The song ends and X grips the mic again. “I know it’s weird for you seeing three Black guys up here playing rock and roll. But don’t forget, Black people invented rock and roll.” He winks and flashes the same grin he gave me when we first met, the one that gets him to the front of every line. It works, and people laugh all around me. He waits for the cheers to die down. “We’re X Machine. That was our set,” he says. “Thanks for coming out.”

The club lights go up from dark to slightly less dark.

It’s another twenty minutes of breaking down their equipment and high fives and great shows before he makes his way over to me. He brings Jamal and Kevin with him.

“You the one got our boy doing ballet?” Jamal asks. He’s taller than X, with a baby face and a Mohawk.

“That’s me,” I say.

“Man, I told you it’s not ballet. It’s ballroom,” X groans. I can tell this is a running gag between them.

Jamal gives me a quick hug. “Keep him busy with the dancing,” he says. “Before you, he was killing us with rehearsing all the time.”

“He’s a lot less grumpy now too,” Kevin says, also leaning in for a hug. He’s short, wide and completely bald. In a former life he was a boulder.

“Time for you fools to go,” X says.

Jamal laughs. “Nice to meet you finally, Evie,” he says.

“Keep up the good work,” Kevin adds.

After they leave, X turns back to me. “Hey,” he says. His eyes are glittering, and there’s a kind of energy coursing through him.

I grab my backpack and hug it tight to my chest. “Hey,” I say back. And even at the risk of seeming like a groupie, I have to tell him how great he was. “You were incredible. Better than you said you were. Thanks for inviting me. I’m glad I got to see you play.”

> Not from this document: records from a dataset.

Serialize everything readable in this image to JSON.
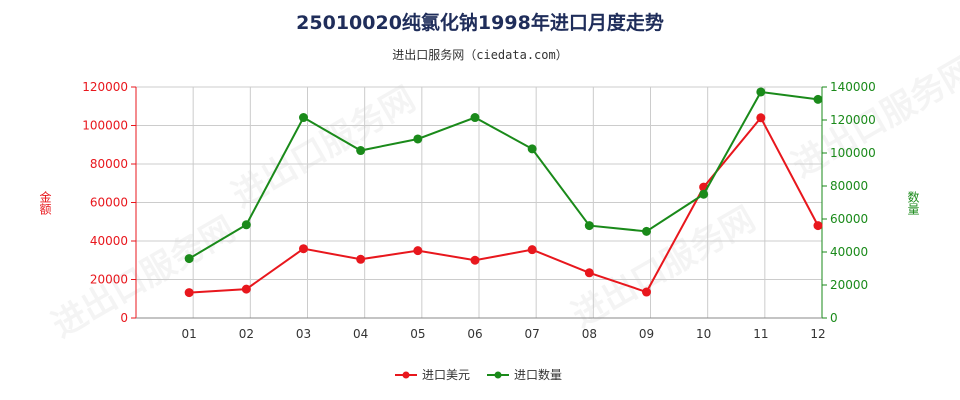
{
  "header": {
    "title": "25010020纯氯化钠1998年进口月度走势",
    "subtitle": "进出口服务网（ciedata.com）"
  },
  "watermark": "进出口服务网",
  "colors": {
    "left_series": "#e8171d",
    "right_series": "#1a8a1a",
    "grid": "#cccccc"
  },
  "chart_data": {
    "type": "line",
    "categories": [
      "01",
      "02",
      "03",
      "04",
      "05",
      "06",
      "07",
      "08",
      "09",
      "10",
      "11",
      "12"
    ],
    "series": [
      {
        "name": "进口美元",
        "axis": "left",
        "color": "#e8171d",
        "values": [
          13200,
          15000,
          36000,
          30500,
          35000,
          30000,
          35500,
          23500,
          13500,
          68000,
          104000,
          48000
        ]
      },
      {
        "name": "进口数量",
        "axis": "right",
        "color": "#1a8a1a",
        "values": [
          36000,
          56500,
          121500,
          101500,
          108500,
          121500,
          102500,
          56000,
          52500,
          75000,
          137000,
          132500
        ]
      }
    ],
    "y_left": {
      "label": "金额",
      "ylim": [
        0,
        120000
      ],
      "ticks": [
        0,
        20000,
        40000,
        60000,
        80000,
        100000,
        120000
      ]
    },
    "y_right": {
      "label": "数量",
      "ylim": [
        0,
        140000
      ],
      "ticks": [
        0,
        20000,
        40000,
        60000,
        80000,
        100000,
        120000,
        140000
      ]
    },
    "grid": true,
    "legend": "bottom-center"
  }
}
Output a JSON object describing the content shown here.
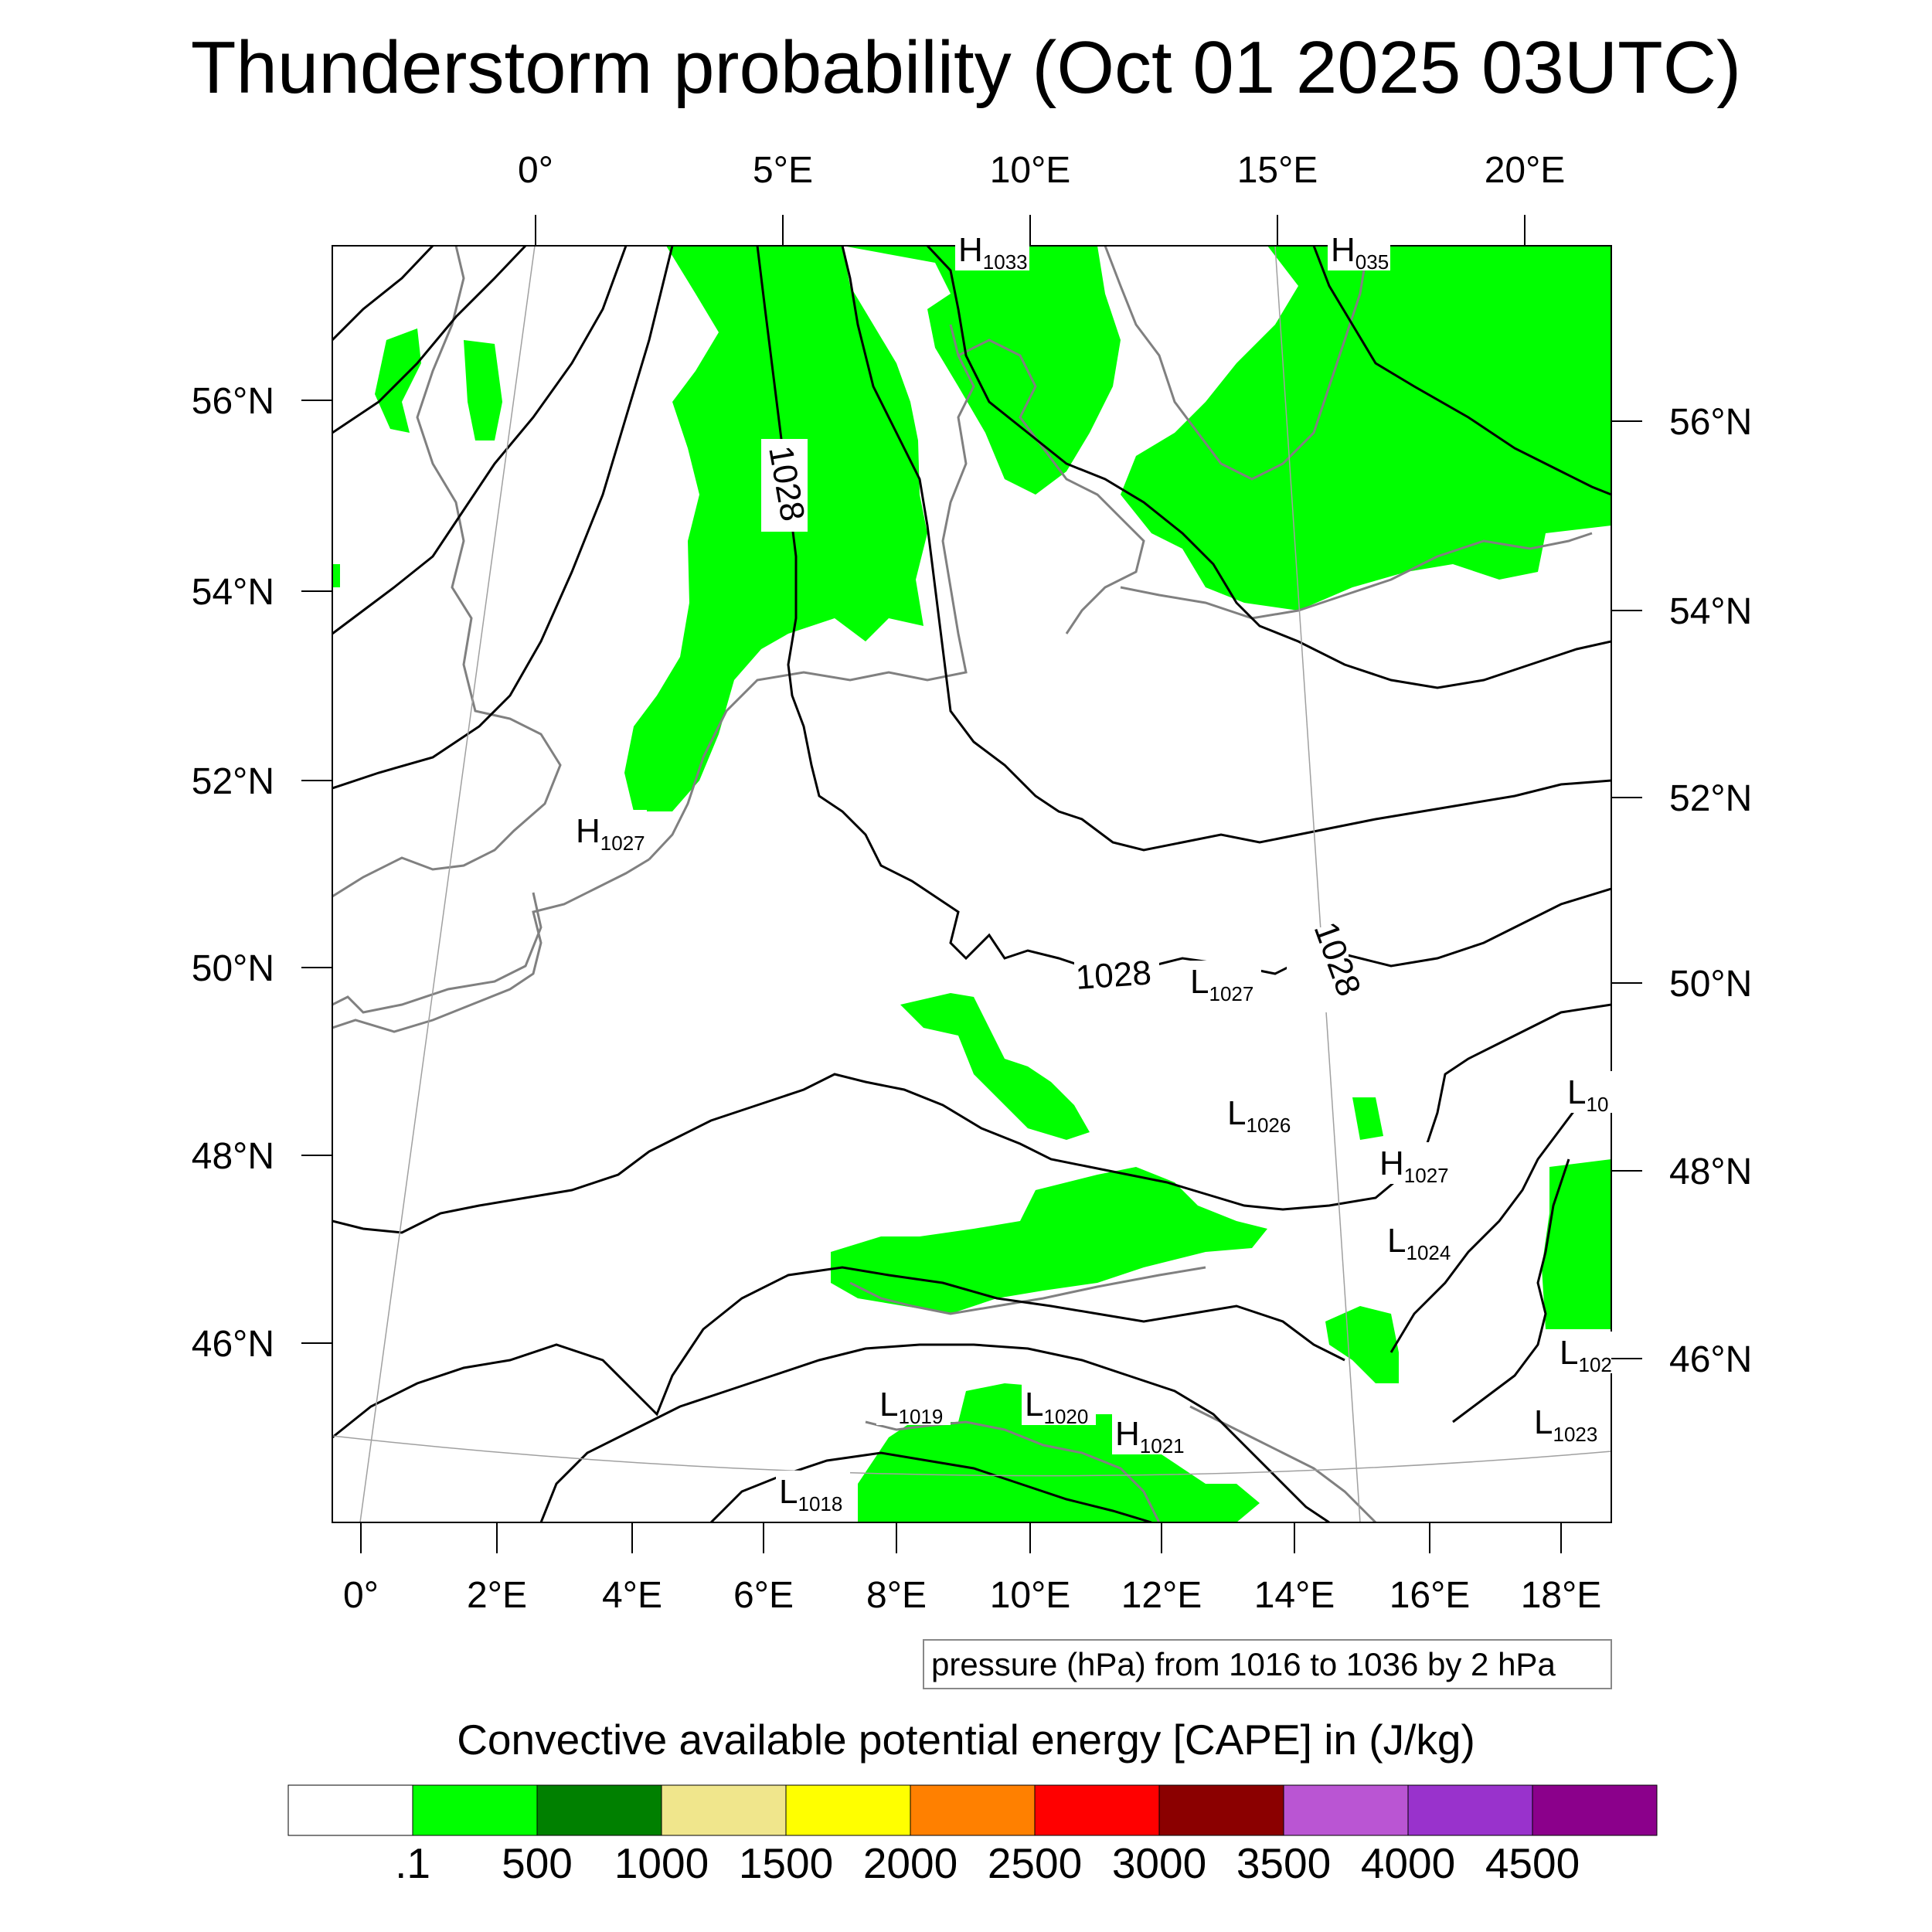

He beams. Which isn’t something I’ve seen him do before, but I like it. I like it so much that I want to make him do it again.

* * *

——

“This place isn’t usually like this,” I say to X when we’re settled into our booth at Surf City Waffle. I’ve never actually been here at night, and it’s…different. The tables are covered with lacey, pale-pink cloths. Rose petals float in small round vases at the center of each table. Actual candles in actual sconces line the walls. Candlelight twinkles. Romantically.